No one was injured, but it was the latest safety problem to occur on Metro's rail system. The chairman of the Tri-State Oversight Committee, which monitors Metrorail's safety, said the incident was concerning.
The train had no riders aboard it at the time and was in the New Carrollton rail yard in Prince George's County, where trains are stored and maintained. It was in the process of getting more cars added to the middle, known as bellying cars onto the train, when the incident occurred about 1:50 a.m. Saturday, according to Tri-State Oversight Committee Chairman James Benton.
It appears the problem stemmed from human error, though the investigation is continuing, Benton told The Washington Examiner on Tuesday. Two employees have been put on paid leave while officials determine the cause, according to Metro. The news of the derailment was first reported by the blog Unsuck DC Metro.
The problems appear to have occurred when the train started to reverse through a switch, where the rails diverge, Benton said. One portion of the train went in one direction and the other went onto the other set of rails, striking an empty parked train with its rear car.
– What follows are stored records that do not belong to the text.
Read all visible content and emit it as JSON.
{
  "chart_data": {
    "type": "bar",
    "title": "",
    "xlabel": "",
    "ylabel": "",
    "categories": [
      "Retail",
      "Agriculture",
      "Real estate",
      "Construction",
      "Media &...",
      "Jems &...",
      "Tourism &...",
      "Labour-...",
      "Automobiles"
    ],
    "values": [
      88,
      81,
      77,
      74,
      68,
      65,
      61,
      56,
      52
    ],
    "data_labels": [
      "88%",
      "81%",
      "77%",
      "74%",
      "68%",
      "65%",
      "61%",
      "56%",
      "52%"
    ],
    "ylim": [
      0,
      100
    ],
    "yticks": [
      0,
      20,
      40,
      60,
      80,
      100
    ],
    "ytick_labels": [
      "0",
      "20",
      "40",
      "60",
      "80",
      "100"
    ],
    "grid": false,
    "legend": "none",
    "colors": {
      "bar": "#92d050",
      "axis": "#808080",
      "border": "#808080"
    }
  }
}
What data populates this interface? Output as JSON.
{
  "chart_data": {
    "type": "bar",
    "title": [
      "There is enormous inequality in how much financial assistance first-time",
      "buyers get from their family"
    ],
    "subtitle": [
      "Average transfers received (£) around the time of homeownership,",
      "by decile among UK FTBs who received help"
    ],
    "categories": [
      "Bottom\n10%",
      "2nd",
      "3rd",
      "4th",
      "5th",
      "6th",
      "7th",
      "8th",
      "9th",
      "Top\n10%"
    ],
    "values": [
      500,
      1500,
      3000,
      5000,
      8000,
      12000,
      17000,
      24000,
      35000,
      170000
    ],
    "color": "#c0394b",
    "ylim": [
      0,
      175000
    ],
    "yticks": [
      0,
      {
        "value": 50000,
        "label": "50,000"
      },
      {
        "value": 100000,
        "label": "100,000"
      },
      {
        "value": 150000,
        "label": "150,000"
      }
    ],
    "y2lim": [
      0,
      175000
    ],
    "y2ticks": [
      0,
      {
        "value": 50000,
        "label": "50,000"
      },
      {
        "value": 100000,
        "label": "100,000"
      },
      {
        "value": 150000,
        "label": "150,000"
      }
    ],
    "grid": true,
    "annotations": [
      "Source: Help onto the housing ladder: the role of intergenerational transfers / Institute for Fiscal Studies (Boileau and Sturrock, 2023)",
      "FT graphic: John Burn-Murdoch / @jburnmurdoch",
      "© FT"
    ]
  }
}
The train was traveling at a low speed when it derailed, according to Metro spokesman Dan Stessel, but the track, the third rail, the switch and three rail cars were damaged. Stessel said it was too early to know how costly the damage would be but said it did not appear to be as high as $7 million, an estimate reported by Unsuck DC Metro.
Benton said the cars had to be lifted with a crane, which is expensive on its own.
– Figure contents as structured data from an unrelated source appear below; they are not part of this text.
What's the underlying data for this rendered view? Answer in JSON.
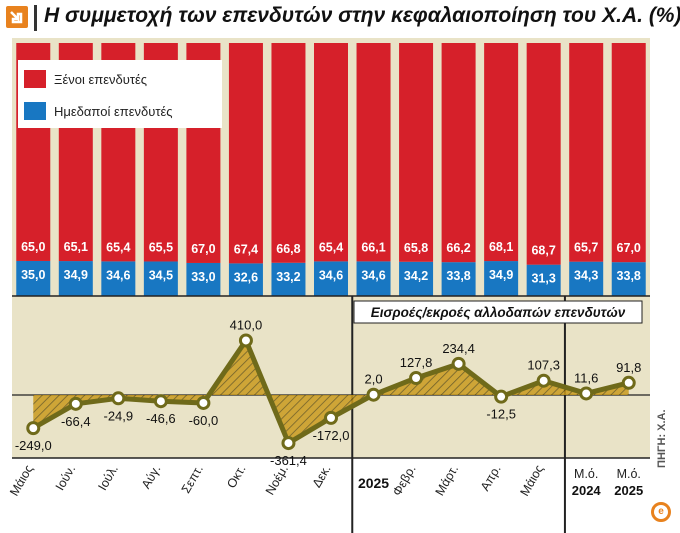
{
  "title": "Η συμμετοχή των επενδυτών στην κεφαλαιοποίηση του Χ.Α. (%)",
  "source": "ΠΗΓΗ: Χ.Α.",
  "colors": {
    "foreign": "#d6202a",
    "domestic": "#1877c2",
    "background": "#e9e3c7",
    "line": "#6f6a1a",
    "fill": "#c99a1e",
    "accent": "#e8821e"
  },
  "chart_data": [
    {
      "type": "bar",
      "stacked": true,
      "categories": [
        "Μάιος",
        "Ιούν.",
        "Ιούλ.",
        "Αύγ.",
        "Σεπτ.",
        "Οκτ.",
        "Νοέμ.",
        "Δεκ.",
        "2025",
        "Φεβρ.",
        "Μάρτ.",
        "Απρ.",
        "Μάιος",
        "Μ.ό. 2024",
        "Μ.ό. 2025"
      ],
      "series": [
        {
          "name": "Ξένοι επενδυτές",
          "values": [
            65.0,
            65.1,
            65.4,
            65.5,
            67.0,
            67.4,
            66.8,
            65.4,
            66.1,
            65.8,
            66.2,
            68.1,
            68.7,
            65.7,
            67.0
          ]
        },
        {
          "name": "Ημεδαποί επενδυτές",
          "values": [
            35.0,
            34.9,
            34.6,
            34.5,
            33.0,
            32.6,
            33.2,
            34.6,
            34.6,
            34.2,
            33.8,
            34.9,
            31.3,
            34.3,
            33.8
          ]
        }
      ],
      "value_labels": {
        "foreign": [
          "65,0",
          "65,1",
          "65,4",
          "65,5",
          "67,0",
          "67,4",
          "66,8",
          "65,4",
          "66,1",
          "65,8",
          "66,2",
          "68,1",
          "68,7",
          "65,7",
          "67,0"
        ],
        "domestic": [
          "35,0",
          "34,9",
          "34,6",
          "34,5",
          "33,0",
          "32,6",
          "33,2",
          "34,6",
          "34,6",
          "34,2",
          "33,8",
          "34,9",
          "31,3",
          "34,3",
          "33,8"
        ]
      },
      "ylim": [
        0,
        100
      ],
      "legend": [
        "Ξένοι επενδυτές",
        "Ημεδαποί επενδυτές"
      ],
      "legend_position": "top-left"
    },
    {
      "type": "line",
      "title": "Εισροές/εκροές αλλοδαπών επενδυτών",
      "categories": [
        "Μάιος",
        "Ιούν.",
        "Ιούλ.",
        "Αύγ.",
        "Σεπτ.",
        "Οκτ.",
        "Νοέμ.",
        "Δεκ.",
        "2025",
        "Φεβρ.",
        "Μάρτ.",
        "Απρ.",
        "Μάιος",
        "Μ.ό. 2024",
        "Μ.ό. 2025"
      ],
      "values": [
        -249.0,
        -66.4,
        -24.9,
        -46.6,
        -60.0,
        410.0,
        -361.4,
        -172.0,
        2.0,
        127.8,
        234.4,
        -12.5,
        107.3,
        11.6,
        91.8
      ],
      "labels": [
        "-249,0",
        "-66,4",
        "-24,9",
        "-46,6",
        "-60,0",
        "410,0",
        "-361,4",
        "-172,0",
        "2,0",
        "127,8",
        "234,4",
        "-12,5",
        "107,3",
        "11,6",
        "91,8"
      ],
      "fill_to_zero": true,
      "ylim": [
        -500,
        600
      ]
    }
  ],
  "axis": {
    "labels": [
      {
        "text": "Μάιος",
        "bold": false,
        "rotated": true
      },
      {
        "text": "Ιούν.",
        "bold": false,
        "rotated": true
      },
      {
        "text": "Ιούλ.",
        "bold": false,
        "rotated": true
      },
      {
        "text": "Αύγ.",
        "bold": false,
        "rotated": true
      },
      {
        "text": "Σεπτ.",
        "bold": false,
        "rotated": true
      },
      {
        "text": "Οκτ.",
        "bold": false,
        "rotated": true
      },
      {
        "text": "Νοέμ.",
        "bold": false,
        "rotated": true
      },
      {
        "text": "Δεκ.",
        "bold": false,
        "rotated": true
      },
      {
        "text": "2025",
        "bold": true,
        "rotated": false
      },
      {
        "text": "Φεβρ.",
        "bold": false,
        "rotated": true
      },
      {
        "text": "Μάρτ.",
        "bold": false,
        "rotated": true
      },
      {
        "text": "Απρ.",
        "bold": false,
        "rotated": true
      },
      {
        "text": "Μάιος",
        "bold": false,
        "rotated": true
      },
      {
        "text": "Μ.ό.",
        "sub": "2024",
        "bold": false,
        "rotated": false
      },
      {
        "text": "Μ.ό.",
        "sub": "2025",
        "bold": false,
        "rotated": false
      }
    ]
  }
}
The track equipment was repaired over the weekend without any effect on train service, Stessel said.
Both Metro and the oversight group are investigating the incident. The workers are slated to be tested for drugs and alcohol use, as is standard after any incident, Benton said, and safety officials will review their recent work history to determine if fatigue played any role.
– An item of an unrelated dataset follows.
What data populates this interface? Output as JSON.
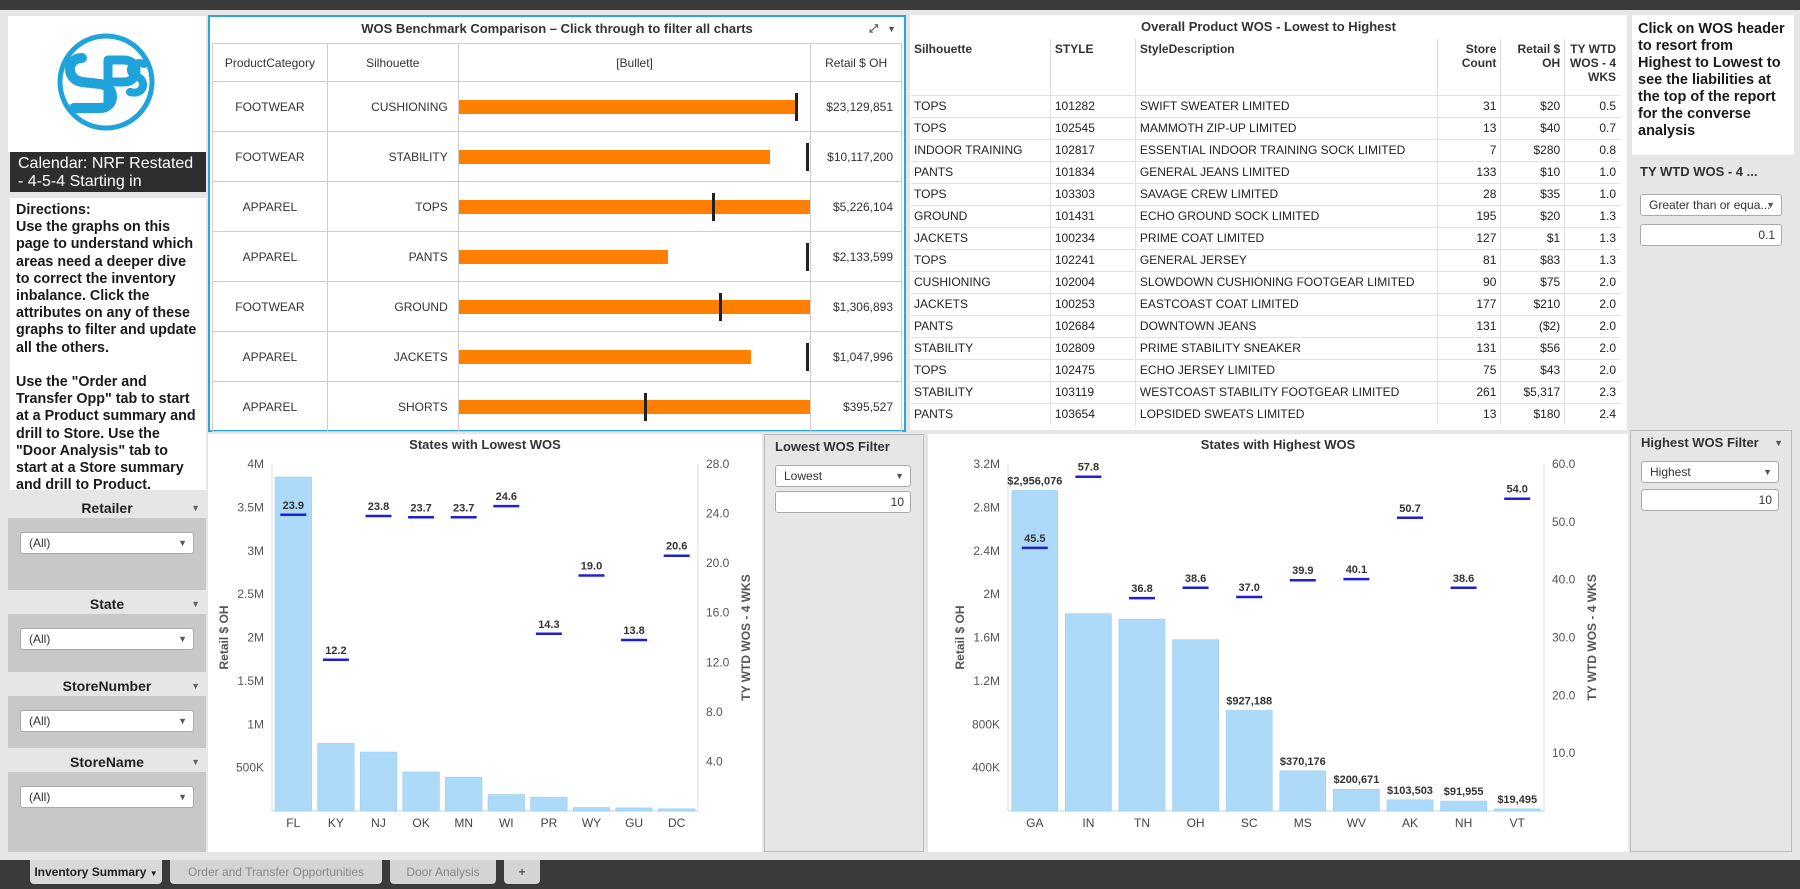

In July, a Green Line Metro train carrying riders derailed near West Hyattsville after the rail bent in what is called a heat kink. A Blue Line train derailed near Rosslyn in April after what Metro called a human error when a technician failed to check whether a clamp was properly in place on a track switch. Another train derailed near Farragut North in February 2010 after an operator ran a red light in a pocket track.
Other rail yard derailments occurred in March 2010 in the Brentwood yard and the West Falls Church rail yard in November 2009.